Если видеть задачу писателя и мыслителя в том, чтобы на моралистическо-алармистский манер, возможно однозначнее и возможно громче вовремя предупредить широкий круг своих сограждан по человечеству о сугубо конкретной грозящей опасности, — признаем, что решением этой задачи русская литература Серебряного века вообще не очень занималась. Но упомянутая задача, будучи достойной и серьезной, никак не является единственной.
Вопрос «Вяч. Иванов и революция» неправомерно сводить к более узкому и частному вопросу: «Вяч. Иванов и октябрьская революция» (или даже чуть шире: «Вяч. Иванов и русская революция»). Поэт и мыслитель, широко ставивший вопросы, приобретшие расхожую и банализирующуюся актуальность не столько в первой, сколько во второй половине XX столетия, — скажем, вопрос о новой роли женщины, — столь провинциального подхода к себе во всяком случае не заслужил. Взгляды Вяч. Иванова на грядущий переход от «келейного» искусства к всенародным «орхестрам» на площади — и вправду вульгаризовавшиеся в теории и практике массового политического «действа» раннебольшевистской поры — благоразумно соотносить с очень широким кругом явлений искусства и жизни XX века. Даже если соотнесение это будет неизбежно во многих пунктах носить характер более или менее горькой иронии, когда придется повести речь о «массовой», «молодежной» и прочих субкультурах — вспомним, однако, одухотворение «молодежной» субкультуры в практике Taiz?! — сама ирония эта будет содержательнее, чем непременное замыкание вопроса на советской пропаганде и советской же «самодеятельности», которое было по весьма уважительным причинам неизбежно для Н. Я. Мандельштам.
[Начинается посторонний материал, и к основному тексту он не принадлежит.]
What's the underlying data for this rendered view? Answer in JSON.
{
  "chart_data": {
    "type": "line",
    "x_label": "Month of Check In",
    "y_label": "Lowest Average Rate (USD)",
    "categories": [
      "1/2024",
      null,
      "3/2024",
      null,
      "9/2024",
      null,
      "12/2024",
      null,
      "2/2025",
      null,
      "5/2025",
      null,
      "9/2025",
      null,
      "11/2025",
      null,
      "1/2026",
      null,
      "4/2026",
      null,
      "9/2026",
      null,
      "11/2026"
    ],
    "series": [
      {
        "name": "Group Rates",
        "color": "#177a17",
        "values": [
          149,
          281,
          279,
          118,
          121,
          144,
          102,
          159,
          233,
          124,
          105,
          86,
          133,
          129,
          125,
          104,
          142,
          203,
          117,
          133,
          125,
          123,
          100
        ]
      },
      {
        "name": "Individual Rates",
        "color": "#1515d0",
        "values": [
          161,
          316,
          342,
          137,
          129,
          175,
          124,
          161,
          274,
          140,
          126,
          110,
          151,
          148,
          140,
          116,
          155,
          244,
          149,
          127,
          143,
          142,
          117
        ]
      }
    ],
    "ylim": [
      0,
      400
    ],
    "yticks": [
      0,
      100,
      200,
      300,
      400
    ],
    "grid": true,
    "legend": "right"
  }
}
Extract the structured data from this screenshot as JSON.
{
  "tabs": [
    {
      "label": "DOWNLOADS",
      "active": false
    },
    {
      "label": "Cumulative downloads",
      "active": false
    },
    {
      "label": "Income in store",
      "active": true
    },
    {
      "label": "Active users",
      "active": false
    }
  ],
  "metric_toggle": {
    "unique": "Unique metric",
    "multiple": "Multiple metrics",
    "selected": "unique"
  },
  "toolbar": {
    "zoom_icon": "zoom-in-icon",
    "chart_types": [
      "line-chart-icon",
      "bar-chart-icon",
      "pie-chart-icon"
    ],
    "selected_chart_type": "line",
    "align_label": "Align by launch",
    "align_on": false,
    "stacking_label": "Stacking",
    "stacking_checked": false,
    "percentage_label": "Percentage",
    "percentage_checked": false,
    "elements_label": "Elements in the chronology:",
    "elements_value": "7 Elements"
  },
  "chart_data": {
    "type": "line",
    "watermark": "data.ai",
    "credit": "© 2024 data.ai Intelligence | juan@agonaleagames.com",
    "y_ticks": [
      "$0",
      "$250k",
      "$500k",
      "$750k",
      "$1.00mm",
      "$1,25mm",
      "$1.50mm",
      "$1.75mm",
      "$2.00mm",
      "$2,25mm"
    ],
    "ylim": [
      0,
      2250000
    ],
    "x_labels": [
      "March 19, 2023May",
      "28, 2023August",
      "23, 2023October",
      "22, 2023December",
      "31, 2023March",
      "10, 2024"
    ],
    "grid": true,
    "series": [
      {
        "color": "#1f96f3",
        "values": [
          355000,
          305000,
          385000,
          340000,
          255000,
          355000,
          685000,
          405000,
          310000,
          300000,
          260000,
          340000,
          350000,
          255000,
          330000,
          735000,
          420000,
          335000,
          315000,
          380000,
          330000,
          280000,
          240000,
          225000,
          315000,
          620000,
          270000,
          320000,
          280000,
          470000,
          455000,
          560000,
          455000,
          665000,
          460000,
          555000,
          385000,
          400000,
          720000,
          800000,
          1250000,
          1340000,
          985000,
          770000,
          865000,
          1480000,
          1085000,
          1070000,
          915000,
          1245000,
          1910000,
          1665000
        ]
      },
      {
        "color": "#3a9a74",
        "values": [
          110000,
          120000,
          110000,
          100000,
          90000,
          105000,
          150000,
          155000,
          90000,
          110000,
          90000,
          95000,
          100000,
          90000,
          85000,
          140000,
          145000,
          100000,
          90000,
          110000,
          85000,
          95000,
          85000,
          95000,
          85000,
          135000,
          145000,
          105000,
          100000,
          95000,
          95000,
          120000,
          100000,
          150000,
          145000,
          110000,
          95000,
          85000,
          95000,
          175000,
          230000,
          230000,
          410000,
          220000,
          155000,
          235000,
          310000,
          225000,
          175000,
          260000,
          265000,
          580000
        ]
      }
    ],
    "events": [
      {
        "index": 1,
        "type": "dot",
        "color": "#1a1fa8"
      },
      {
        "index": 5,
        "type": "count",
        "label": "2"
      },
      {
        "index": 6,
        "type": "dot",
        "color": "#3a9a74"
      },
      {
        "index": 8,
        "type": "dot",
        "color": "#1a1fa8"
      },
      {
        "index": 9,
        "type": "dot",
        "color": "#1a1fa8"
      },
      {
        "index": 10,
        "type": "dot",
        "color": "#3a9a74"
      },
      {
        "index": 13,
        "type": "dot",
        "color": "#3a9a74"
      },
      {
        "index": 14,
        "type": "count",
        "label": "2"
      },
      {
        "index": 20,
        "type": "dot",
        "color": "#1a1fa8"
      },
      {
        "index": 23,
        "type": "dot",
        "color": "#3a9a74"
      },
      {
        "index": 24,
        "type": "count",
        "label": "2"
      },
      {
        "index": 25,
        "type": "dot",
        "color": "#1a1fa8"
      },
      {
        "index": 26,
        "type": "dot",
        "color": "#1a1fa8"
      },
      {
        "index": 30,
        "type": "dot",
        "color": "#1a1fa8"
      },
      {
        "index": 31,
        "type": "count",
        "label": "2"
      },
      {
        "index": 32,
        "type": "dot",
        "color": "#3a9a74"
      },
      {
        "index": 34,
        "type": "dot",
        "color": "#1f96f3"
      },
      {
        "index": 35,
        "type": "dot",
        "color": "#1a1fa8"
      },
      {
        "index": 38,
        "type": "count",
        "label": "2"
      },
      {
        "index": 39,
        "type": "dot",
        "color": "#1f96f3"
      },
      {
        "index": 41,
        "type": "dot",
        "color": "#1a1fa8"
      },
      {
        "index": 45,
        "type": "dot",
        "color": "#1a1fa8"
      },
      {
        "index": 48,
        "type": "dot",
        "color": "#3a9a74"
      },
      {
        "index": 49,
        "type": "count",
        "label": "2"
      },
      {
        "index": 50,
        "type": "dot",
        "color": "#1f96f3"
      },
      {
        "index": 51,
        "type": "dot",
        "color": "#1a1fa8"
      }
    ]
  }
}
Вопрос о «правоте» или «неправоте» ряда аспектов философской позиции Вяч. Иванова, по-видимому, останется открытым надолго, если уж не прямо до конца истории. Не надо забывать, что мысль поэта чаще ставила вопросы, нежели предлагала ответы, и что прогноз не есть еще безоговорочное одобрение прогнозируемого, как и определяющий эмоциональную окраску ивановских прогнозов ницшевский «аmоr fati» заведомо не тождественен историческому оптимизму. Развитие мысли Вяч. Иванова очевидным образом ведет от сравнительно однозначных перспектив лекции 1907 г. «О веселом ремесле и умном веселии» к несравнимо более нюансированным оценкам ситуации в более поздних трудах.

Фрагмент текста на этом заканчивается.